Testte, 20 sayısını çarpanlarına ayırmamız istendi.

çarpan

nom masculin (Mathématiques) (matematik)

(isim: Canlı cansız bütün varlıkları ve kavramları ifade eder.)
Les facteurs de six sont un, deux, trois et six.

yapan kimse, yapıcı, yapımcı

(isim: Canlı cansız bütün varlıkları ve kavramları ifade eder.)

postacı

nom masculin

(isim: Canlı cansız bütün varlıkları ve kavramları ifade eder.)
Laisse un mot au facteur pour le prévenir que nous serons absents la semaine prochaine.

çarpanlarına ayırmak

(Mathématiques) (matematik)

(geçişli fiil: Fiillin belirttiği hareket ya da olay nesne üzerinde gerçekleşiyorsa yani bir nesneyi etkiliyorsa bu geçişli fiildir (örnek: "çocuk yemeğini yedi").)

belirleyici etken

nom masculin

(isim: Canlı cansız bütün varlıkları ve kavramları ifade eder.)
Nous n'avions pas décidé si nous allions faire un road trip ou non, mais le facteur déterminant est venu sous la forme d'une immense tempête de neige.

düğüm noktası

(isim: Canlı cansız bütün varlıkları ve kavramları ifade eder.)

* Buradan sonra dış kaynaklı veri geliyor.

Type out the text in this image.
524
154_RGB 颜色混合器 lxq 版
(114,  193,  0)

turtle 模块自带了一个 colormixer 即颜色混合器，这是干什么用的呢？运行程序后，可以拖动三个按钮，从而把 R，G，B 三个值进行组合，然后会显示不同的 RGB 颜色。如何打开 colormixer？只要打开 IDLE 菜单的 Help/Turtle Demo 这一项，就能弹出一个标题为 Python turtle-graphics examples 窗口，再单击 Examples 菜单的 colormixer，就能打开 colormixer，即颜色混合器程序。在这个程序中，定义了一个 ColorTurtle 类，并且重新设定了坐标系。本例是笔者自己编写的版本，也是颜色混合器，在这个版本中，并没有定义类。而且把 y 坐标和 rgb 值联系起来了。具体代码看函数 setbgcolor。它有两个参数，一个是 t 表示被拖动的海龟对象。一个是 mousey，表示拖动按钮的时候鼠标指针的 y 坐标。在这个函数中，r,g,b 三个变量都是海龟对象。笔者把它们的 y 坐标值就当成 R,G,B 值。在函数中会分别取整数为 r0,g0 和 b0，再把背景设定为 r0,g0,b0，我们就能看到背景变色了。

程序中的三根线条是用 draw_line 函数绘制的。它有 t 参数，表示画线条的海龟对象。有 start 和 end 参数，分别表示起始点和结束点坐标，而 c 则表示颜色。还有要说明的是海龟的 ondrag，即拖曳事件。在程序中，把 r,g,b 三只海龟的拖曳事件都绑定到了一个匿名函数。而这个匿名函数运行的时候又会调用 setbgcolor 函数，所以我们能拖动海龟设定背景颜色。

sınırlayıcı faktör, kısıtlayıcı faktör

nom masculin

(isim: Canlı cansız bütün varlıkları ve kavramları ifade eder.)
Le fait qu'il n'ait jamais eu de diplôme fut un facteur limitant dans sa carrière. Chez certains poissons rouges, le facteur limitant est la taille de l'aquarium dans lequel ils sont.

stres yaratıcısı

nom masculin

(isim: Canlı cansız bütün varlıkları ve kavramları ifade eder.)

belirleyici/kesin sonuca götüren şey

nom masculin

(isim: Canlı cansız bütün varlıkları ve kavramları ifade eder.)
Le facteur déterminant de l'affaire fut l'ADN retrouvé dans le coffre de la voiture.

belirleyici faktör

nom masculin

(isim: Canlı cansız bütün varlıkları ve kavramları ifade eder.)
Dans l'idéal, nous aimerions que la maison dispose d'un hall d'entrée, mais ce n'est pas un facteur déterminant.

kararı belirleyen faktör

nom masculin

(isim: Canlı cansız bütün varlıkları ve kavramları ifade eder.)
Les écoles locales n'ont pas été un facteur (or: élément) décisif dans notre installation ici.

neden, sebep

nom masculin

(isim: Canlı cansız bütün varlıkları ve kavramları ifade eder.)
La blessure de notre meilleur joueur a été le facteur déterminant de la défaite de notre équipe.

Fransızca öğrenelim

Artık facteur'ün Fransızca içindeki anlamı hakkında daha fazla bilgi sahibi olduğunuza göre, seçilen örnekler aracılığıyla bunların nasıl kullanılacağını ve nasıl yapılacağını öğrenebilirsiniz. onları okuyun. Ve önerdiğimiz ilgili kelimeleri öğrenmeyi unutmayın. Web sitemiz sürekli olarak yeni kelimeler ve yeni örneklerle güncellenmektedir, böylece bilmediğiniz diğer kelimelerin anlamlarını Fransızca içinde arayabilirsiniz.

Fransızca hakkında bilginiz var mı

Fransızca (le français) bir Roman dilidir. İtalyanca, Portekizce ve İspanyolca gibi, bir zamanlar Roma İmparatorluğu'nda kullanılan popüler Latince'den gelir. Fransızca konuşan bir kişi veya ülke "Francophone" olarak adlandırılabilir. Fransızca 29 ülkede resmi dildir. Fransızca, Avrupa Birliği'nde en çok konuşulan dördüncü ana dildir. Fransızca, İngilizce ve Almanca'dan sonra AB'de üçüncü sırada yer alır ve İngilizce'den sonra en yaygın olarak öğretilen ikinci dildir. Dünyanın Fransızca konuşan nüfusunun çoğunluğu, birinci veya ikinci dil olarak Fransızca konuşabilen 34 ülke ve bölgeden yaklaşık 141 milyon Afrikalı ile Afrika'da yaşıyor. Fransızca, Kanada'da İngilizce'den sonra en çok konuşulan ikinci dildir ve her ikisi de federal düzeyde resmi dildir. 9,5 milyon kişinin veya %29'unun birinci dili ve 2,07 milyon kişinin veya tüm Kanada nüfusunun %6'sının ikinci dilidir. Diğer kıtaların aksine, Fransızcanın Asya'da popülaritesi yoktur. Şu anda, Asya'daki hiçbir ülke Fransızca'yı resmi dil olarak tanımıyor.